Widzisz, może w tym czujniku jest szkopuł. Ciekawe jak jest z masami...
A jak reagują Wasze silniki kiedy delikatnie na równym ruszacie bez gazu? Silnik powinien sam podnieść obroty (przy odpowiednio delikatnym puszczaniu sprzęgła).

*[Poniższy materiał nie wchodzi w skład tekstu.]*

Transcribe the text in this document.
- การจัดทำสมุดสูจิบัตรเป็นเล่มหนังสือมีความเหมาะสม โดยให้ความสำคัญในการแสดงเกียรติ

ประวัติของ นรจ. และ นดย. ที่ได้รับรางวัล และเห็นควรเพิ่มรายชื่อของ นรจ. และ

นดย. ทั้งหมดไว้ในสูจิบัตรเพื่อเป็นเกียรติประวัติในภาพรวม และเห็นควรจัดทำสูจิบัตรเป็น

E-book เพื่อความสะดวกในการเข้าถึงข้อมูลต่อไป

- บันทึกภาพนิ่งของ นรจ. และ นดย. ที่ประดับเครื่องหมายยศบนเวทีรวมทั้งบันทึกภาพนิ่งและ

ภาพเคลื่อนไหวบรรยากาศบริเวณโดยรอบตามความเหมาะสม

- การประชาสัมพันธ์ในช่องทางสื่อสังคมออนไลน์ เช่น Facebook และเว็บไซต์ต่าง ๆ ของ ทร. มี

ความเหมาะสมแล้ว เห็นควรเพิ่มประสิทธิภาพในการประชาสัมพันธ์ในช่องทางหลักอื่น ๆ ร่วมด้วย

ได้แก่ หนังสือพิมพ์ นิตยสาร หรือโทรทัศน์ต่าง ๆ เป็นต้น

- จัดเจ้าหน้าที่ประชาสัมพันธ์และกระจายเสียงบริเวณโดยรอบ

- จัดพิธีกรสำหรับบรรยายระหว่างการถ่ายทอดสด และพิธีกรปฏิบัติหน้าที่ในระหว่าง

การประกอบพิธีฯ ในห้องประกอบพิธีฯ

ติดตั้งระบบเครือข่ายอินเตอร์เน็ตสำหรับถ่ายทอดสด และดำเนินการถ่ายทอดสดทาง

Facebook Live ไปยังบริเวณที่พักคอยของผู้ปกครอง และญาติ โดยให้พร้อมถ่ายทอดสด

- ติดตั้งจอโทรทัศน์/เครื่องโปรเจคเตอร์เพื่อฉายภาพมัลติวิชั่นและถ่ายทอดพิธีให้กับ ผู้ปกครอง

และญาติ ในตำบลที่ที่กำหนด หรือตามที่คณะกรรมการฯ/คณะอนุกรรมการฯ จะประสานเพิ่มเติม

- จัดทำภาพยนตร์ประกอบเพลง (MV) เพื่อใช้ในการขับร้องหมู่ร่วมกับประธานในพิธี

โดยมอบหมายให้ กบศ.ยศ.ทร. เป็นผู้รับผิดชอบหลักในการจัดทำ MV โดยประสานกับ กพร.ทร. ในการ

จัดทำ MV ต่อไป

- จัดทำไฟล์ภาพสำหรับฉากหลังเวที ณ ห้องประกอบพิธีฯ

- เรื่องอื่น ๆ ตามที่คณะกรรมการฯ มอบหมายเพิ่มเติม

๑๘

Robsajson - Nie Maj 13, 2012 19:40

Masy sprawdzałem.
Wczoraj zauważyłem ,że krokowiec dziwnie się zachowuje.
Wysuwa się do wypadnięcia trzpienia ale tylko kiedy immo wyje.
Krokowiec już do mnie jedzie więc wrzucę go niedługo.
kiedy ruszam na samym sprzęgle przeważnie silnik zdycha.Coś mam nie tak z układem podwyższającym obroty.
Możecie mi napisać co za niego odpowiada?
Krokowiec,tps,sterownik i coś jeszcze?

pgrad - Pon Maj 14, 2012 00:08

Jak miałem akumulator na ukończeniu to mi gasł jak włączałem klimę, lub skręcałem na maks na zimnym silniku 1.8 benz.
truten23 - Pon Maj 14, 2012 08:12

Za podwyższanie obrotów na obciążeniu odpowiada sterownik. Bierze pod uwagę odczyty z położenia przepustnicy, czujnika PWK i zdaje się sondy lambda. Komputer widząc że obroty spadają daje bogatszą mieszankę paliwowopowietrzną i bardziej otwiera krokowcem kanał powietrzny.
Dlatego ważne żeby on był sprawny :cool:
Jakoś tak to działa pokrótce :mrgreen:

Robsajson - Pon Maj 14, 2012 15:17

Akumulator jest nowy i sprawdzony więc to nie to.
Przyszedł krokowiec i później biorę się za wymianę.

EDIT:
Wrzucam dwa filmiki :
Włączenie klimy:
http://www.youtube.com/wa...eature=youtu.be
Przygazowanie na postoju:
http://www.youtube.com/watch?v=sD0P1TEDoho


EDIT2:
Zlokalizowałem usterkę a w zasadzie druciarstwo jakiegoś pseudo mechanika.
W wężu idącym z krokowca do przepustnicy była rurka plastikowa,która zwężała jego średnicę:


Teraz sterownik podwyższa obroty ale nie do końca jest jeszcze dobrze.
Obroty powoli opadają i czasami się blokują.
Stawiam na krokowca bo nowego jeszcze nie zdążyłem wyczyścić.
Tps-a ustawiłem dzisiaj dokładnie na 595 Om.